Congress passed the landmark Civil Rights Act of 1964, which included Title VII, the cornerstone of enforcement for racial equality in the workplace. Title VII guaranteed all workers equal treatment in the workplace regardless of race. Title VII covers every aspect of employment, including hiring, promotion opportunities, discipline, pay, leave, and termination. We regularly represent black employees across this state who rightfully demand to receive treatment from their employers that is equal to the treatment received by their peers of other races or ethnicities.
Alongside offices like CBPH, the Equal Employment Opportunity Commission (“EEOC”) plays a critical role in ensuring racial justice in the workplace. We bring cases before the EEOC to ensure that racial inequality in the workplace is identified, eliminated, and prevented in the future.

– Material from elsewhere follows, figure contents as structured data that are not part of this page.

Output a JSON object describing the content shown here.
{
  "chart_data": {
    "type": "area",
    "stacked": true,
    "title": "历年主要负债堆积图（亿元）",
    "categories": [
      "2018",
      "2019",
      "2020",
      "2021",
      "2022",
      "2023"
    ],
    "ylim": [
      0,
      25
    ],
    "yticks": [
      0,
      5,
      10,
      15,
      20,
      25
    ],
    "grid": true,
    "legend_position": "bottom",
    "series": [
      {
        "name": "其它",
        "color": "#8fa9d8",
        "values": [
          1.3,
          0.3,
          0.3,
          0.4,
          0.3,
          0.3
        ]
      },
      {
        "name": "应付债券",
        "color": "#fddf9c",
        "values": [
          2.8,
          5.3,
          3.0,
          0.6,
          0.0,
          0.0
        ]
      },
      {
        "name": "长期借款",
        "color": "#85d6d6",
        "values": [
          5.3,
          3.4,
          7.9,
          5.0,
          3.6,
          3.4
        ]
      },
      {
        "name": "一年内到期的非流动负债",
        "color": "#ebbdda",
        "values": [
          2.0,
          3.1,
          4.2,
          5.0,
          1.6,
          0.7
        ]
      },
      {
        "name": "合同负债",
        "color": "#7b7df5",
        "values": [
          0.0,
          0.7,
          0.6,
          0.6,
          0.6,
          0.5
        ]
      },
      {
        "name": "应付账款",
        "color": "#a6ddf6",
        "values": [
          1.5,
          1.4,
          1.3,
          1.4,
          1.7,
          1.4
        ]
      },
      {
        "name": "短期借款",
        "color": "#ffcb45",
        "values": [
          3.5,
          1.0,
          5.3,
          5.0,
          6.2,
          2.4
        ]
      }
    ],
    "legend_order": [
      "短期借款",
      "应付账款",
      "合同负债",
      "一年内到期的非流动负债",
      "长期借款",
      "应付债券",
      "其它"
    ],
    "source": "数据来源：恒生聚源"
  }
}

There is little doubt that our state and country has a long road ahead to achieve true racial equality in the workplace. The average black household income in South Carolina is 33% less than the statewide average. And the laws as applied in our justice system present heavy challenges for victims of discrimination.
But here at CBPH we work to challenge inequality and champion the rights of marginalized workers. We work everyday to live out the spirit of Martin Luther King, Jr.’s words “Make a career of humanity. Commit yourself to the noble struggle for equal rights. You will make a better person of yourself, a greater nation of your country, and a finer world to live in.”
Progress is inevitably slow and difficult, but our mission is to make it nonetheless.